There are sixty staff members in our schools who are unvaccinated. Although many were undoubtedly irritated initially by our requirement for them to be tested every week, I think they have all come to appreciate the option.
Now as I looked at the list of the unvaccinated, I see a number who report directly to me. Now that hits home in a different way. They are no longer a nameless minority. My mind is going immediately. I am thinking of how their job responsibilities can be restructured, reorganized so that they can continue to work at our schools without entering the school building. Not always easy. But I am committed to find a way.
And then almost in the same moment, I am aware of the unfairness of my reaction. Why should the people who work most closely with me, who I feel closest to, get the work-around while others do not? What am I feeling? Shame? Guilt? How can you be so self-centered?
And then pretty quickly, another thought arises. I am remembering Pema Chodron’s instruction on the Metta practice: how to develop loving kindness.
Pema advises that we cannot begin with loving kindness for everyone. That, she teaches, is an advanced practice. We must begin, every one of us, cultivating compassion for ourselves. That is the essential first step, and it is not as easy as it sounds. I have been working on this step for thirty years, since the I Ching sage helped me learn to sit for thirty minutes by telling me to stop judging my zazen. I am still working at it.
I have been teaching this, in the smallest details. Zen students count their breath. Minds wander. “Bring your attention very gently back to your breath.” The emphasis on “gently” is crucial. Treat yourself with compassion.
As I have practiced, my compassion for those closest to me has grown, continues to grow. The circle of compassion has expanded.
There was an initial harshness in my reaction to the unvaccinated but in relationship with colleagues who I work with, my harshness softens. My heart opens.
And as my heart opens to my circle of closest colleagues, I find it is opening to the larger circle of staff with whom I don’t work as closely.
What a terrible situation some people are finding themselves in, facing the possibility of needing to choose between health risks, religious or political commitments, and the threat of losing a job which they love.
Even as president of ICS, I am not in control of the political environment in which we operate.
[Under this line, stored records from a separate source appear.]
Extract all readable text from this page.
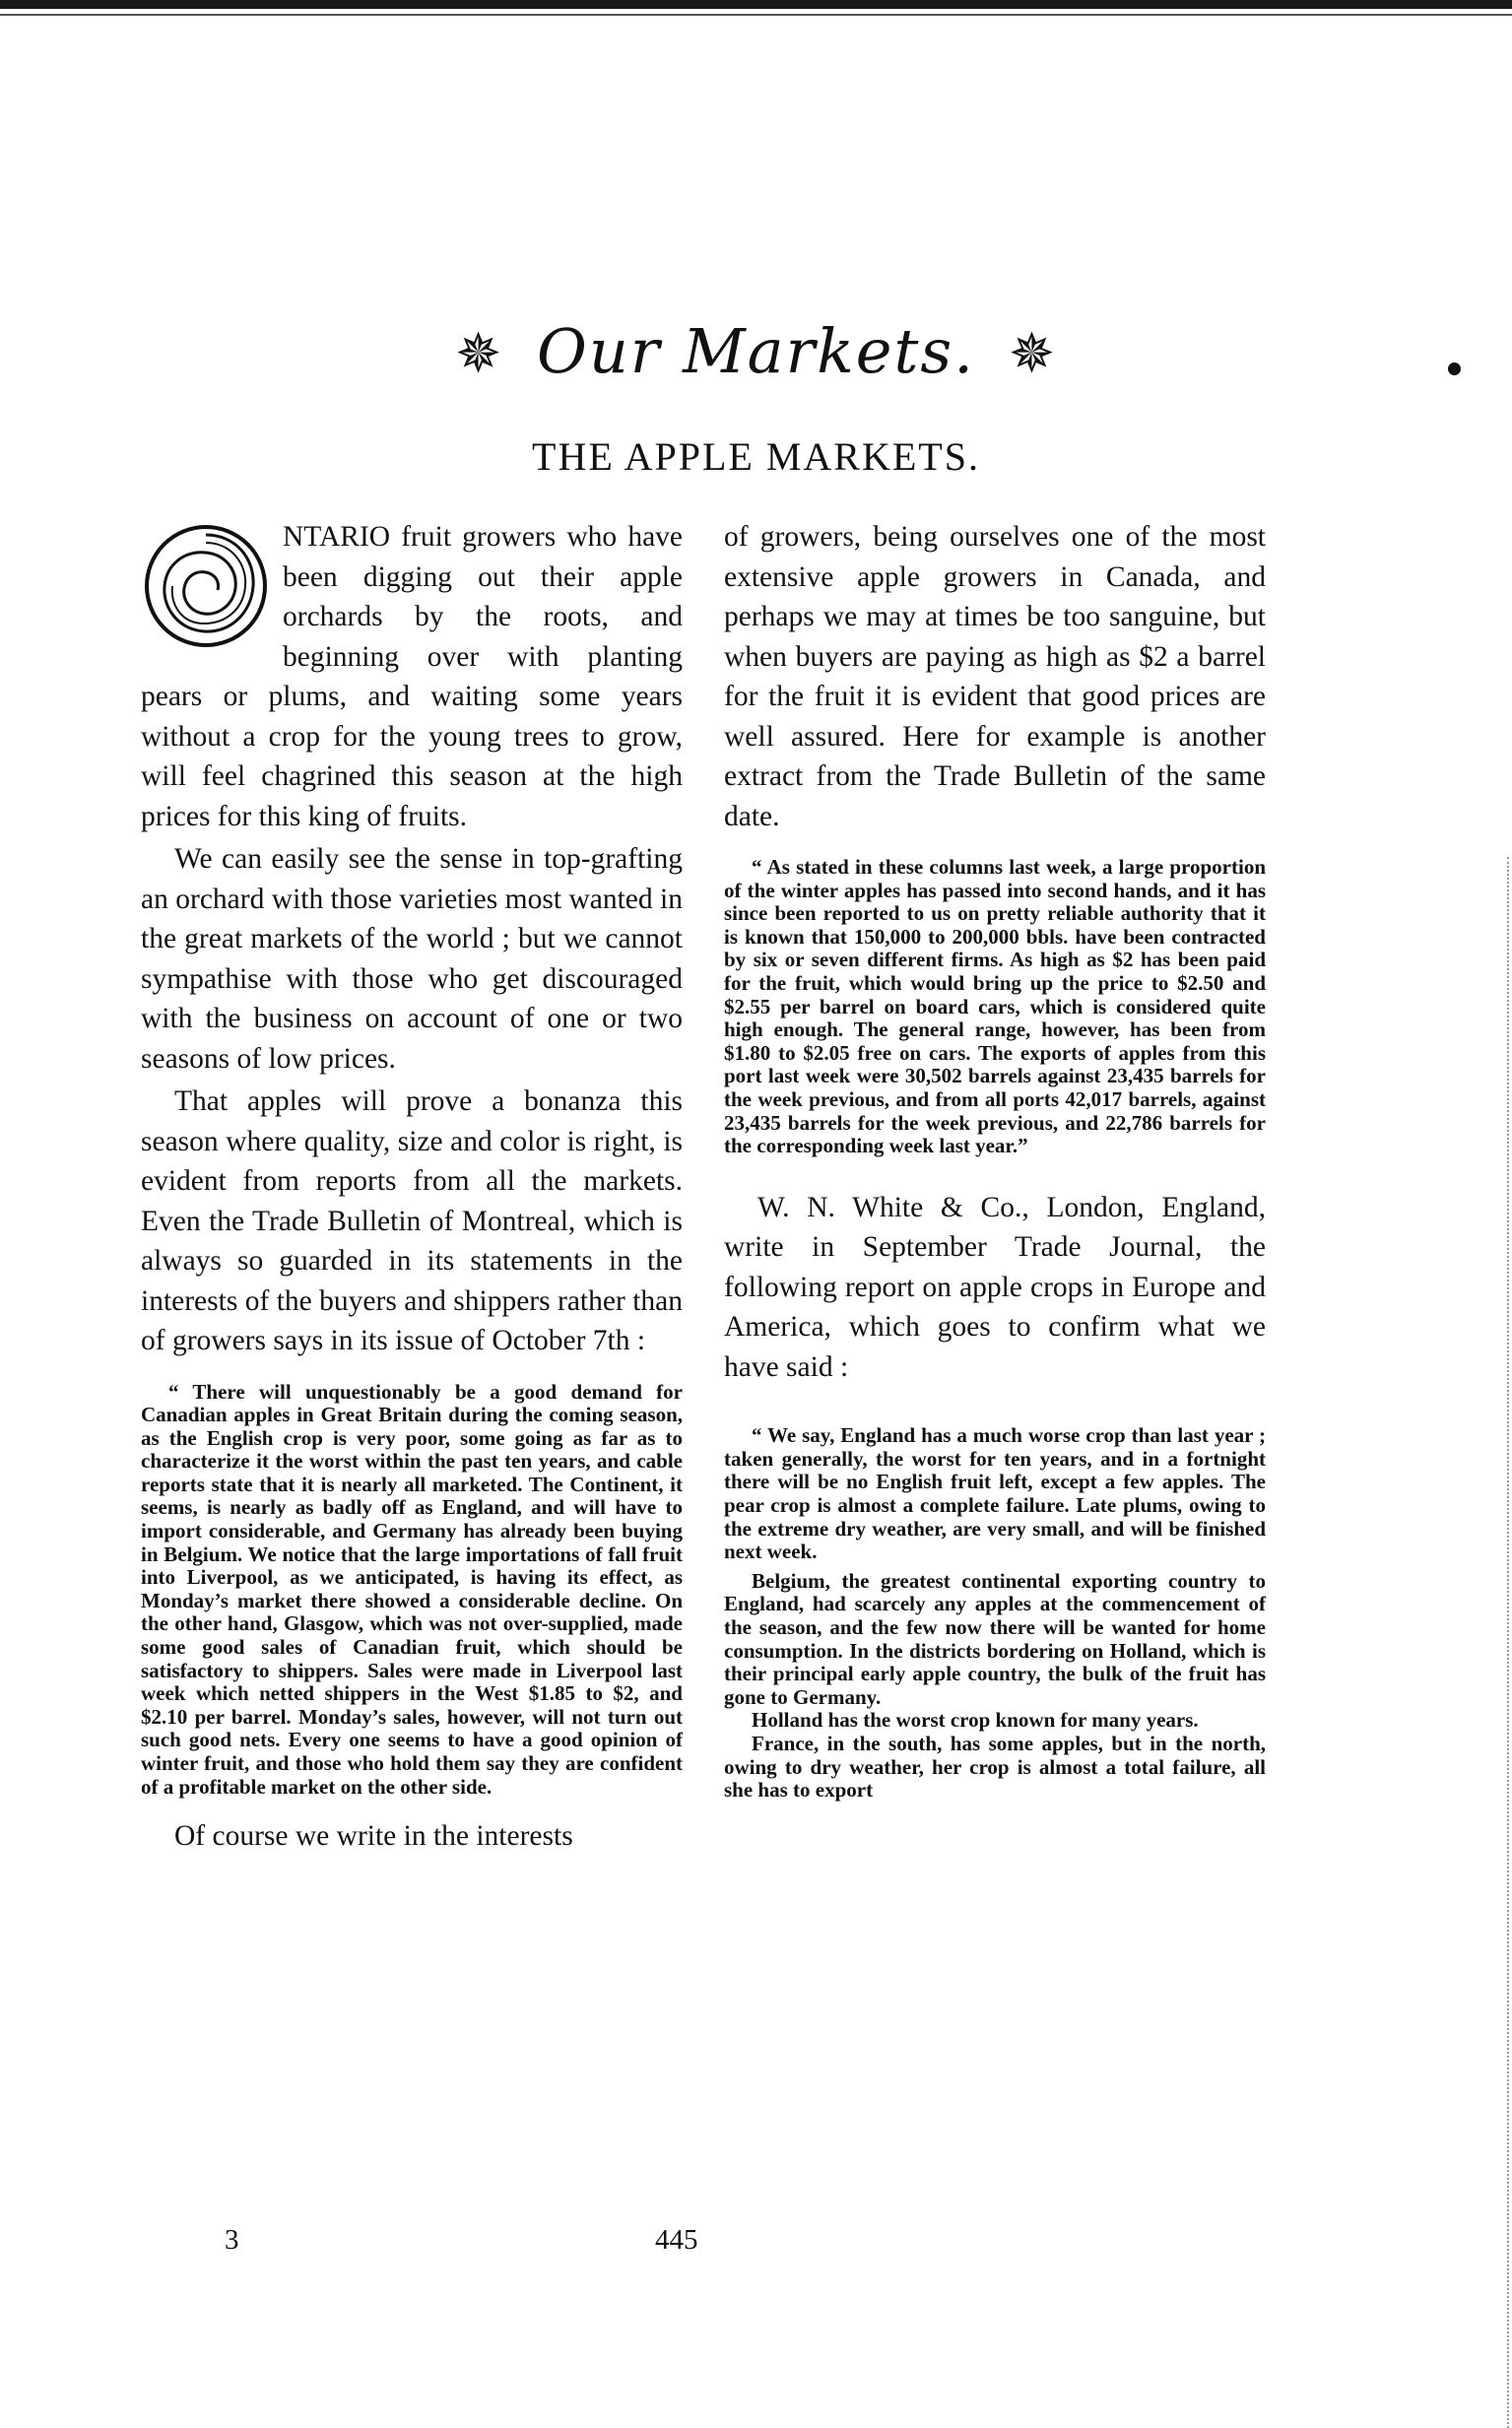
✵ Our Markets. ✵
THE APPLE MARKETS.

NTARIO fruit growers who have been digging out their apple orchards by the roots, and beginning over with planting pears or plums, and waiting some years without a crop for the young trees to grow, will feel chagrined this season at the high prices for this king of fruits.

We can easily see the sense in top-grafting an orchard with those varieties most wanted in the great markets of the world ; but we cannot sympathise with those who get discouraged with the business on account of one or two seasons of low prices.

That apples will prove a bonanza this season where quality, size and color is right, is evident from reports from all the markets. Even the Trade Bulletin of Montreal, which is always so guarded in its statements in the interests of the buyers and shippers rather than of growers says in its issue of October 7th :

“ There will unquestionably be a good demand for Canadian apples in Great Britain during the coming season, as the English crop is very poor, some going as far as to characterize it the worst within the past ten years, and cable reports state that it is nearly all marketed. The Continent, it seems, is nearly as badly off as England, and will have to import considerable, and Germany has already been buying in Belgium. We notice that the large importations of fall fruit into Liverpool, as we anticipated, is having its effect, as Monday’s market there showed a considerable decline. On the other hand, Glasgow, which was not over-supplied, made some good sales of Canadian fruit, which should be satisfactory to shippers. Sales were made in Liverpool last week which netted shippers in the West $1.85 to $2, and $2.10 per barrel. Monday’s sales, however, will not turn out such good nets. Every one seems to have a good opinion of winter fruit, and those who hold them say they are confident of a profitable market on the other side.

Of course we write in the interests

of growers, being ourselves one of the most extensive apple growers in Canada, and perhaps we may at times be too sanguine, but when buyers are paying as high as $2 a barrel for the fruit it is evident that good prices are well assured. Here for example is another extract from the Trade Bulletin of the same date.

“ As stated in these columns last week, a large proportion of the winter apples has passed into second hands, and it has since been reported to us on pretty reliable authority that it is known that 150,000 to 200,000 bbls. have been contracted by six or seven different firms. As high as $2 has been paid for the fruit, which would bring up the price to $2.50 and $2.55 per barrel on board cars, which is considered quite high enough. The general range, however, has been from $1.80 to $2.05 free on cars. The exports of apples from this port last week were 30,502 barrels against 23,435 barrels for the week previous, and from all ports 42,017 barrels, against 23,435 barrels for the week previous, and 22,786 barrels for the corresponding week last year.”

W. N. White & Co., London, England, write in September Trade Journal, the following report on apple crops in Europe and America, which goes to confirm what we have said :

“ We say, England has a much worse crop than last year ; taken generally, the worst for ten years, and in a fortnight there will be no English fruit left, except a few apples. The pear crop is almost a complete failure. Late plums, owing to the extreme dry weather, are very small, and will be finished next week.

Belgium, the greatest continental exporting country to England, had scarcely any apples at the commencement of the season, and the few now there will be wanted for home consumption. In the districts bordering on Holland, which is their principal early apple country, the bulk of the fruit has gone to Germany.

Holland has the worst crop known for many years.

France, in the south, has some apples, but in the north, owing to dry weather, her crop is almost a total failure, all she has to export

3	445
But I will try to make sure that we find ways for people who cannot get vaccinated to continue to work without entering the school building.
I am outside of the school building after dismissal talking to one of my colleagues with whom I work most closely. He doesn’t believe in the vaccine. He has been tested for anti-bodies. He resents the governmental intrusion.
I do understand. Which is amazing to me. Wonderful actually. Because I don’t really understand intellectually, even as I am softening. He is being put in a situation in which he feels powerless.
But I also feel that he feels something different from me. I am feeling an appreciation of a position which is different than my own and which I experience as a gut level as threatening.
I do still feel that we would all be safer if we all got vaccinated. It still seems to me that the overwhelming preponderance of scientific opinion favors the vaccination campaign.
My compassion is growing through the practice. My heart is softening beyond those closest to me, to a widening circle. Compassion for the frightened. This is new, rather beyond dismissal of their fears which are not mine as irrational. There are still those who fall beyond my circle of compassion, my “enemies”, the people who evoke “hatred”. Perhaps, as Pema suggests, my compassion will someday extend to them.
Meanwhile, I don’t have to beat myself up for still being a Bodhisattva in training.
 Martin Niemöller. “Niemöller was a Lutheran minister and early Nazi supporter who was later imprisoned for opposing Hitler’s regime.” https://encyclopedia.ushmm.org/content/en/article/martin-niemoeller-first-they-came-for-the-socialists
 The actual effective date of this edict is still a week away.